Techwars: Roku Streaming Sticks it to Chromecast


Google Chromecast, you’re not the only stick in town.

Roku announced the Roku Streaming Stick today, which manages to pack nearly all the functionality of a full-size Roku box into a device not much bigger than an USB flash drive. It’s actually a new version of Roku’s old MHL-based Streaming Stick, but there are two major differences: It now works with any TV that has an HDMI input, and it’s half the price, at just $49.

The Streaming Stick sports Roku’s signature purple color, and it’s designed to connect directly into a spare HDMI port on your TV. It’s just a little over three inches long, and there’s not much else to the device, save for the HDMI connector, a micro-USB port, an indicator light, and a tiny button to reset the stick. The micro-USB port lets you power the device by connecting it to a USB port on TV (if it has one) or using the included power adapter.

If this all sounds familiar, that’s because the design is awfully similar to Google’s $35 Chromecast, and it’s hard not to see the updated Streaming Stick as a response to Google’s popular streamer. So what do you get for the extra $15?

For one, you get a traditional remote and an onscreen interface. It’s a pretty standard Roku remote, and it works via Wi-Fi Direct, so it can still control the Streaming Stick when it’s hidden behind your TV. (On the other hand, the tucked-away location means it likely won’t work with a traditional IR-based universal remote.) Note that the remote doesn’t have the neat headphone jack for private listening, so you’ll still need to step up to a Roku 2 or Roku 3 for that feature.

The other major perk over the Chromecast is you get access to all 1,200 of Roku’s apps, or “channels” in Roku’s parlance.

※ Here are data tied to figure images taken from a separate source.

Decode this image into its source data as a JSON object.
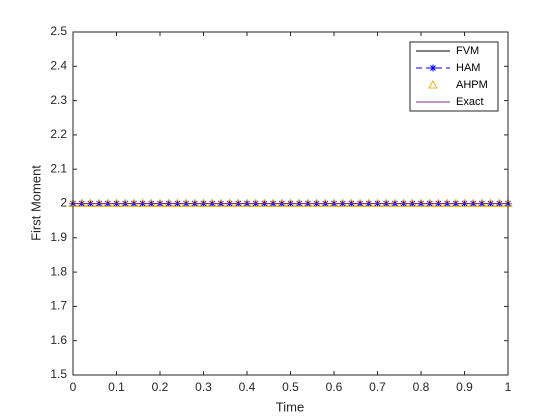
{
  "chart_data": {
    "type": "line",
    "xlabel": "Time",
    "ylabel": "First Moment",
    "x": [
      0,
      0.02,
      0.04,
      0.06,
      0.08,
      0.1,
      0.12,
      0.14,
      0.16,
      0.18,
      0.2,
      0.22,
      0.24,
      0.26,
      0.28,
      0.3,
      0.32,
      0.34,
      0.36,
      0.38,
      0.4,
      0.42,
      0.44,
      0.46,
      0.48,
      0.5,
      0.52,
      0.54,
      0.56,
      0.58,
      0.6,
      0.62,
      0.64,
      0.66,
      0.68,
      0.7,
      0.72,
      0.74,
      0.76,
      0.78,
      0.8,
      0.82,
      0.84,
      0.86,
      0.88,
      0.9,
      0.92,
      0.94,
      0.96,
      0.98,
      1
    ],
    "series": [
      {
        "name": "FVM",
        "color": "#000000",
        "line": "solid",
        "marker": null,
        "values": [
          2,
          2,
          2,
          2,
          2,
          2,
          2,
          2,
          2,
          2,
          2,
          2,
          2,
          2,
          2,
          2,
          2,
          2,
          2,
          2,
          2,
          2,
          2,
          2,
          2,
          2,
          2,
          2,
          2,
          2,
          2,
          2,
          2,
          2,
          2,
          2,
          2,
          2,
          2,
          2,
          2,
          2,
          2,
          2,
          2,
          2,
          2,
          2,
          2,
          2,
          2
        ]
      },
      {
        "name": "HAM",
        "color": "#0000ff",
        "line": "dashed",
        "marker": "asterisk",
        "values": [
          2,
          2,
          2,
          2,
          2,
          2,
          2,
          2,
          2,
          2,
          2,
          2,
          2,
          2,
          2,
          2,
          2,
          2,
          2,
          2,
          2,
          2,
          2,
          2,
          2,
          2,
          2,
          2,
          2,
          2,
          2,
          2,
          2,
          2,
          2,
          2,
          2,
          2,
          2,
          2,
          2,
          2,
          2,
          2,
          2,
          2,
          2,
          2,
          2,
          2,
          2
        ]
      },
      {
        "name": "AHPM",
        "color": "#edb120",
        "line": "none",
        "marker": "triangle",
        "values": [
          2,
          2,
          2,
          2,
          2,
          2,
          2,
          2,
          2,
          2,
          2,
          2,
          2,
          2,
          2,
          2,
          2,
          2,
          2,
          2,
          2,
          2,
          2,
          2,
          2,
          2,
          2,
          2,
          2,
          2,
          2,
          2,
          2,
          2,
          2,
          2,
          2,
          2,
          2,
          2,
          2,
          2,
          2,
          2,
          2,
          2,
          2,
          2,
          2,
          2,
          2
        ]
      },
      {
        "name": "Exact",
        "color": "#7e2f8e",
        "line": "solid",
        "marker": null,
        "values": [
          2,
          2,
          2,
          2,
          2,
          2,
          2,
          2,
          2,
          2,
          2,
          2,
          2,
          2,
          2,
          2,
          2,
          2,
          2,
          2,
          2,
          2,
          2,
          2,
          2,
          2,
          2,
          2,
          2,
          2,
          2,
          2,
          2,
          2,
          2,
          2,
          2,
          2,
          2,
          2,
          2,
          2,
          2,
          2,
          2,
          2,
          2,
          2,
          2,
          2,
          2
        ]
      }
    ],
    "xlim": [
      0,
      1
    ],
    "xticks": [
      0,
      0.1,
      0.2,
      0.3,
      0.4,
      0.5,
      0.6,
      0.7,
      0.8,
      0.9,
      1
    ],
    "ylim": [
      1.5,
      2.5
    ],
    "yticks": [
      1.5,
      1.6,
      1.7,
      1.8,
      1.9,
      2,
      2.1,
      2.2,
      2.3,
      2.4,
      2.5
    ],
    "grid": false,
    "legend": "northeast"
  }
}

This includes nearly every major service — such as Netflix, YouTube, HBO Go, Amazon Instant, MLB.TV, Showtime Anytime, and PBS — as well as a huge number of niche content sources. While the Chromecast has added some crucial apps since its launch (including HBO Go, Hulu Plus, and Pandora), it still can’t compare to Roku’s sprawling and frequently updated library.

The new Roku Streaming Stick is scheduled to come out in April for $49. I’ll have a full review as soon as I get my hands on a review sample, but from my initial impressions, the new Streaming Stick has a decent shot at dethroning our current streaming box Editors’ Choice, the Roku 3.